Others view the election as illegitimate because U.S. troops remain on Iraqi soil and thus the vote, they say, is being held at the point of an American gun.

Still others believe that it is the beginning of a grand march that will lead to a fully democratic society. Indeed, there are real signs of the beginnings of a society in which opposing views are tolerated in a way that is rare in the region and was unheard of under Saddam Hussein.

In the coming months, skeptics are likely to carry the day. For these Iraqis, true democracy is dependent on security. They are more than willing to trade away some of the freedoms associated with democracy indefinitely if they can get a guarantee of safety and stability.

From this vantage point, it is the strength of the insurgency, not an election, that will determine whether Iraq will become a stable society.

Without security, Iraqi government officials will be reluctant to end the state of emergency and are likely to continue to rely disproportionately on force to accomplish their goals.

Eventually, many observers believe, there will be a confrontation between the security forces, which are mostly Shiite and Kurd, and the largely Sunni Arab insurgency.

"In a country like this with zero respect for human rights, no colonial experience of rule of law, no Magna Carta, how are you going to build a democracy?" a Western official said.

Iraq, like many Middle Eastern countries, has been ruled by a succession of despots, kings and invaders. Even the British, who dominated the country briefly in the years after World War I, did not install the kind of complete governmental system they set up in colonies such as India. For the last 35 years, Iraq has been run by one ruthless man and his corrupt family and cronies, meaning that the majority of the population has experienced only the fear-filled atmosphere of a dictatorship.

Some of those cronies are believed to be supporting the insurgency. But they aren't alone in believing that the election is illegitimate. Many Iraqis do not support the violence but also do not believe true democracy can develop while U.S. troops are the dominant force in the country.

The fear of observers is that this latter community will not vote and then will drift closer to the insurgency, prompting the government to turn to ever more repressive measures to get control of the rebellion.

Those who believe that the election is a crucial part of Iraq's journey toward becoming a First World country include many in Iraq's political class, who sincerely believe that an elected government will have newfound influence both in the country and with neighbors.

"The elections are an important step toward a democratic system of government. This will be a legitimate mandate from the people.... This will be very different from the previous government," said Barham Salih, the interim deputy prime minister, referring to the U.S.-backed government now in power.

Salih is a fervent proponent of the democratic process, though he is also realistic about the hardships ahead. "Elections are not the magic solution, they are not a panacea for Iraq's problems, but the government will have to be responsive to this new parliament," he said, referring to the national assembly that Iraqis are electing today.
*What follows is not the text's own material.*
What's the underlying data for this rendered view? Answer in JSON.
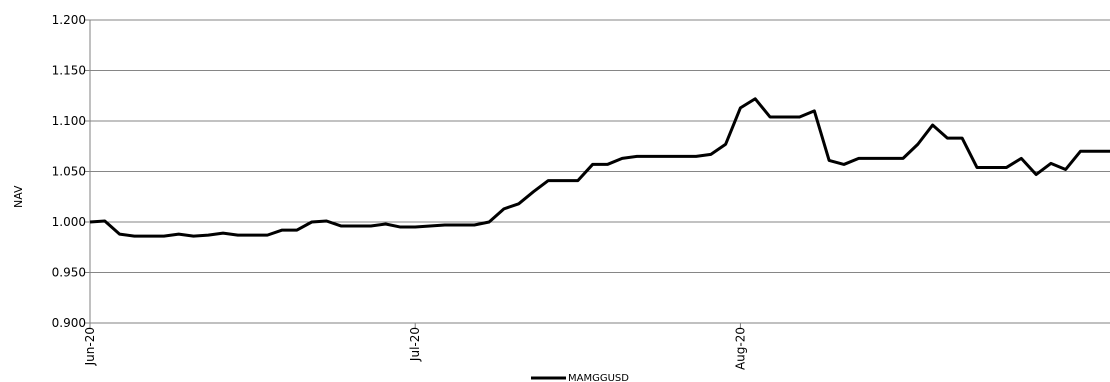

The assembly will choose a presidency council and prime minister.

Almost since Hussein's fall in April 2003, Iraqis, especially in Baghdad, the capital, have said they want a leader who is strong enough to get a handle on the security situation. Because the insurgency is strong in the capital, it is a crucial point of reference for those who run the country.

Polls show that a declining percentage of Iraqis believe the country is headed in the right direction and that the main reason is the deteriorating security situation. A poll by the International Republican Institute taken in the first week of January found that for the first time in six months the percentage of Iraqis who believed the country was headed in the right direction had dipped below 50%.